In humans, protein breakdown by intestinal bacteria forms ammonia that is converted to urea by the liver, then excreted by our body in the form of urine through the kidneys. It is therefore an important component of wastewater, which then has to be treated to reduce its concentration prior to the water being released back into the environment. Techniques now exist to strip the ammonia from the wastewater and to effectively recycle it.

Of course, wastewater treatment has come a long way since the days of uncontrolled release to rivers, but it is only in the last couple of decades that our waste has been viewed as a potential resource. By treating raw wastewater correctly, it is possible to convert an effluent that has been traditionally seen as an environmental problem into a valuable commodity; something that can contribute both to environmental improvement and a reduction in operational costs, and trials are ongoing to reduce energy requirements and increase productivity, an approach that could make this form of ammonia recovery a truly viable alternative to large-scale industrial fabrication from primary resources.

In recovering ammonia from wastewater, the first step is to collect the water in a lagoon and feed it into the top of a ‘stripping’ tower where gravity causes it to cascade through a column packed with permeable obstacles and through which it trickles; this to ensure that it is thoroughly mixed together with an upward flowing counter-current of air. The ammonia is ‘stripped’ from the wastewater and taken as a gas to its point of use where it can either be destroyed or further processed to produce aqueous ammonia, anhydrous ammonia or ammonium sulphate, a commercially valuable product in agriculture. It can also be collected and used as a medium to produce hydrogen for use in fuel-cells for the production of electricity, another technology that is on the threshold of large-scale deployment as a mechanism to move away from reliance on fossil fuels.

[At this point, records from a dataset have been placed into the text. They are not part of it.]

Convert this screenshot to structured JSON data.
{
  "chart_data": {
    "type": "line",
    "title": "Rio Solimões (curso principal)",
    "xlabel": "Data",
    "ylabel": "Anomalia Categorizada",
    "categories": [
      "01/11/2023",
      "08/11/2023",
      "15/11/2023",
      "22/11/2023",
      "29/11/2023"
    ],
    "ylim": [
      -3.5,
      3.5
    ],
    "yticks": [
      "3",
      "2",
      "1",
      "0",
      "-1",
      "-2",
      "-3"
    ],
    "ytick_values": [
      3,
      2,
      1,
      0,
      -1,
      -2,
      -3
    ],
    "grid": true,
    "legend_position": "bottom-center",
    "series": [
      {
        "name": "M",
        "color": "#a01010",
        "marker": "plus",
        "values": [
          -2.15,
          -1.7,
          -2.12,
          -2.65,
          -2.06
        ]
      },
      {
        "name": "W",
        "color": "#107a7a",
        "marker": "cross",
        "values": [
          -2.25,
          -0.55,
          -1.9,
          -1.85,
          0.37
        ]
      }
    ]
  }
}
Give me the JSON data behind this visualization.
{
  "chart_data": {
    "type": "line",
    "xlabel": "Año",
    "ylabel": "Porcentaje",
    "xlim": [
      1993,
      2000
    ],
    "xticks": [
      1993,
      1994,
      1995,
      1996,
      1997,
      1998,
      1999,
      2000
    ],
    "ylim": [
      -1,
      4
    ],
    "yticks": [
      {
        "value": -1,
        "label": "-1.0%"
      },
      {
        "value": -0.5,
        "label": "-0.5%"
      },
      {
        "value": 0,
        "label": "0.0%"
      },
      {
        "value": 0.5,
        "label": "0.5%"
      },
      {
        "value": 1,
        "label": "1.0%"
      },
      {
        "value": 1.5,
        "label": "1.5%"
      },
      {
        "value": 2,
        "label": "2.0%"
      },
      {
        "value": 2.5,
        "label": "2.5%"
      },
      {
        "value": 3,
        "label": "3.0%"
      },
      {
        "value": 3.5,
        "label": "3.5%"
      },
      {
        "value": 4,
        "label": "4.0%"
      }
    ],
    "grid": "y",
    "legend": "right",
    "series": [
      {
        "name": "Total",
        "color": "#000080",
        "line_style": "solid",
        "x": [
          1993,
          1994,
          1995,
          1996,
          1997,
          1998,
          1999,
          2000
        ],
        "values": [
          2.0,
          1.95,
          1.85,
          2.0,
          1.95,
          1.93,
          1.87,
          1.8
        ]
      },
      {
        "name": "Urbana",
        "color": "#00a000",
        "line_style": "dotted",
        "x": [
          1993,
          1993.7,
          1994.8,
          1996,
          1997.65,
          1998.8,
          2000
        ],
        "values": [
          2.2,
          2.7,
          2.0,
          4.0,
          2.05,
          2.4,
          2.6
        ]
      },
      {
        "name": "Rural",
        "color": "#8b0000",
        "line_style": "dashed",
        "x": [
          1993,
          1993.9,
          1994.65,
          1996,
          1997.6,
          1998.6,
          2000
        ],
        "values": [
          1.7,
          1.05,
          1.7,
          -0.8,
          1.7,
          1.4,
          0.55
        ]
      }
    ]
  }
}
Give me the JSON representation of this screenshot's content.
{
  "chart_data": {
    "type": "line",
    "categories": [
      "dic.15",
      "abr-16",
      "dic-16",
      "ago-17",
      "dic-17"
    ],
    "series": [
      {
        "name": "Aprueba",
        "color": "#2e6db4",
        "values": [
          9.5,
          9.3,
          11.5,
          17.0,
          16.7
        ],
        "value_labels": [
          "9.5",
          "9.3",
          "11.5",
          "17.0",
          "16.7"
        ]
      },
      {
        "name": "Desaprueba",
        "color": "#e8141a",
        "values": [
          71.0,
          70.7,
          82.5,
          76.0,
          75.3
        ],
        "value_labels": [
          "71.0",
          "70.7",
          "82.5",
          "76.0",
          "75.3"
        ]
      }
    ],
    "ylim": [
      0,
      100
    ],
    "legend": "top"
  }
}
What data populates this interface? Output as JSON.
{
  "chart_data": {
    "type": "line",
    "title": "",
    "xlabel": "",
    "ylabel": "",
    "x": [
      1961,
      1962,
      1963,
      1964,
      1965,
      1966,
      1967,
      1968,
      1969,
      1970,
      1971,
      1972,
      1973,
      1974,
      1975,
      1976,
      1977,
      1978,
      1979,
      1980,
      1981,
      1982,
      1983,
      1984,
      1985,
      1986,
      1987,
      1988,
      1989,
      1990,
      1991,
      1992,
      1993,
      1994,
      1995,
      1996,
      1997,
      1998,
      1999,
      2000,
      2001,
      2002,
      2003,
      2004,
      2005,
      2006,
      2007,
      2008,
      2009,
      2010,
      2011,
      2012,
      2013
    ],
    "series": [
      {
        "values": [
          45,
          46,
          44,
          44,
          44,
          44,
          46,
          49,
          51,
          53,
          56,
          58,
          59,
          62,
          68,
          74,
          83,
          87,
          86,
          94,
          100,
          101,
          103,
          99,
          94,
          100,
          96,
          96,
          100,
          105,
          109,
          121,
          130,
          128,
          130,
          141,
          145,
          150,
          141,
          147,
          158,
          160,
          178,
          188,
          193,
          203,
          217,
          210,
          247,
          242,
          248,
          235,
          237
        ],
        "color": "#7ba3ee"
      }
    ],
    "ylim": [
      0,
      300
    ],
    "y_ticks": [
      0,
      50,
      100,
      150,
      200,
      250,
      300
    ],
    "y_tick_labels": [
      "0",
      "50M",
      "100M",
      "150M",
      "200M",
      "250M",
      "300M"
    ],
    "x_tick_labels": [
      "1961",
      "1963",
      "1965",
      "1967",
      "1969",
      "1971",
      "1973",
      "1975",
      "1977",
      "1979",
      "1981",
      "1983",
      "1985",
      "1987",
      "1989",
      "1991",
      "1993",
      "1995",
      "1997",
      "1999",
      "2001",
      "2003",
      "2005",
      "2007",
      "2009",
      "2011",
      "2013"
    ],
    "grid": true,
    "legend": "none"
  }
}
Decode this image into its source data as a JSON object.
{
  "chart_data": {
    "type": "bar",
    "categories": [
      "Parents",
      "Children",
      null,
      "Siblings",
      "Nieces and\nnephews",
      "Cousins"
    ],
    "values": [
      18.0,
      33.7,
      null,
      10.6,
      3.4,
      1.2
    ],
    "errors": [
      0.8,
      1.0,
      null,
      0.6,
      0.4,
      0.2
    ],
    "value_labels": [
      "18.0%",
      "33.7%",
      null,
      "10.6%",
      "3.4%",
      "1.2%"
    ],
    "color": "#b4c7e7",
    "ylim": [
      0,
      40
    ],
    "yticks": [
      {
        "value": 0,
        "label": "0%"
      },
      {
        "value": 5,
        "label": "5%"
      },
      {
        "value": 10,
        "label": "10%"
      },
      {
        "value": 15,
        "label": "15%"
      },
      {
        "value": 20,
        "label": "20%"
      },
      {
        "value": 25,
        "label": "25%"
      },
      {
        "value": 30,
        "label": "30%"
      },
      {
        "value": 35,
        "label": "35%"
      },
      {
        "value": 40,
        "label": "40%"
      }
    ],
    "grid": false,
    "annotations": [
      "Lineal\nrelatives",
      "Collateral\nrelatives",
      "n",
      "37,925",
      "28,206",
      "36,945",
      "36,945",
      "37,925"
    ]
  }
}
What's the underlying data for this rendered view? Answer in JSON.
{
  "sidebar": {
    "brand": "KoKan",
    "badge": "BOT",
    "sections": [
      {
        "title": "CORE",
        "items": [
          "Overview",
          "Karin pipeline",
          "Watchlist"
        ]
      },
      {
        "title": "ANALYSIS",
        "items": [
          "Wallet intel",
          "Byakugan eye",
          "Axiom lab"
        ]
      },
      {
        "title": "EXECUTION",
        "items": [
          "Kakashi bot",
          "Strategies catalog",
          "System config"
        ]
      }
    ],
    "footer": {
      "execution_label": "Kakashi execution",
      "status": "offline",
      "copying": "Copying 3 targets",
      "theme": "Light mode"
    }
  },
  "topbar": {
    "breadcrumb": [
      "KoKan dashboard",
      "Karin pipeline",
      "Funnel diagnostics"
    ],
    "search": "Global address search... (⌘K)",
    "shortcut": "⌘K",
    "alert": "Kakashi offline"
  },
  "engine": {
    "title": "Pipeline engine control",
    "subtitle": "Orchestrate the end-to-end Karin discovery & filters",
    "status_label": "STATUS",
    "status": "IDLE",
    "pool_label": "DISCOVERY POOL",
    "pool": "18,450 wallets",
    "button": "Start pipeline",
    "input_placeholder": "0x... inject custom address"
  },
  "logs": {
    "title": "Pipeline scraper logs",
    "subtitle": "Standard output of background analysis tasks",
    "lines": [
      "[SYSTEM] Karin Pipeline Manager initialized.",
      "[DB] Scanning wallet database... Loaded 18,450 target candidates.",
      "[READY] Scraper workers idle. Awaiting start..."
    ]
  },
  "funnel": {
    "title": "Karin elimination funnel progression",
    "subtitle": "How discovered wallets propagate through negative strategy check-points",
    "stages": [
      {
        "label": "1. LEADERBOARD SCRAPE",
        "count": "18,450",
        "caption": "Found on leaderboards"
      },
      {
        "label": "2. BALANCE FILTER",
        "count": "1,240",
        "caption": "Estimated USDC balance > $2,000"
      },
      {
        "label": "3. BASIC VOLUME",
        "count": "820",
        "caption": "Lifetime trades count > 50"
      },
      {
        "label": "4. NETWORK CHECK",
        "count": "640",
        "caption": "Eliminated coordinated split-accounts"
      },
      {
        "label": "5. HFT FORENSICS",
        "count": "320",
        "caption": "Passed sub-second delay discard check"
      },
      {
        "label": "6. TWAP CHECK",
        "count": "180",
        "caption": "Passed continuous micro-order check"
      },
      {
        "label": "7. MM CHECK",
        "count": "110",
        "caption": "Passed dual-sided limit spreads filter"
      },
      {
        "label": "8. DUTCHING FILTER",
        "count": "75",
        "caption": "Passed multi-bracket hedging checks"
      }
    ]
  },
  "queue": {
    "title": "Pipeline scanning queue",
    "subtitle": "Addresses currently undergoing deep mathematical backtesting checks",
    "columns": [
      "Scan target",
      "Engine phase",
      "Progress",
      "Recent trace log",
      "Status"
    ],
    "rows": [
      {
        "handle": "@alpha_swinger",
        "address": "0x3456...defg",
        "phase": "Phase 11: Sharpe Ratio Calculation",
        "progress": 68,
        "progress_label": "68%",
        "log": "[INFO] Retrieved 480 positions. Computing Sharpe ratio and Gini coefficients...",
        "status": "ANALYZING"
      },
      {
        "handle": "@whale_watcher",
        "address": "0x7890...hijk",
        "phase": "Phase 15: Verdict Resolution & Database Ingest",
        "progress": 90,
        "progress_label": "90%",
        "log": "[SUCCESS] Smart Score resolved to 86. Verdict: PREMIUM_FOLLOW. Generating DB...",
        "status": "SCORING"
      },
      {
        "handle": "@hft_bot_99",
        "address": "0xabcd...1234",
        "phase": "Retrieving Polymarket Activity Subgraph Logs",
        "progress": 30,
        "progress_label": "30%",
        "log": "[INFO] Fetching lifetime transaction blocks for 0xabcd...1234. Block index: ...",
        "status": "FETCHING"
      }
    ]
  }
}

It has been many centuries since our wastewater was chucked out of an upstairs window onto unsuspecting pedestrians walking in the street below. Now it is possible to reclaim just about all of our waste so that the environment can be protected and further benefit can be realised. The production of ammonia from our own wastewater is just the latest example that, if we really want to ensure a future for ourselves and our children, the circular economy must be a fixture in our collective conscience and a way of thinking that should become hard-wired into our daily routine.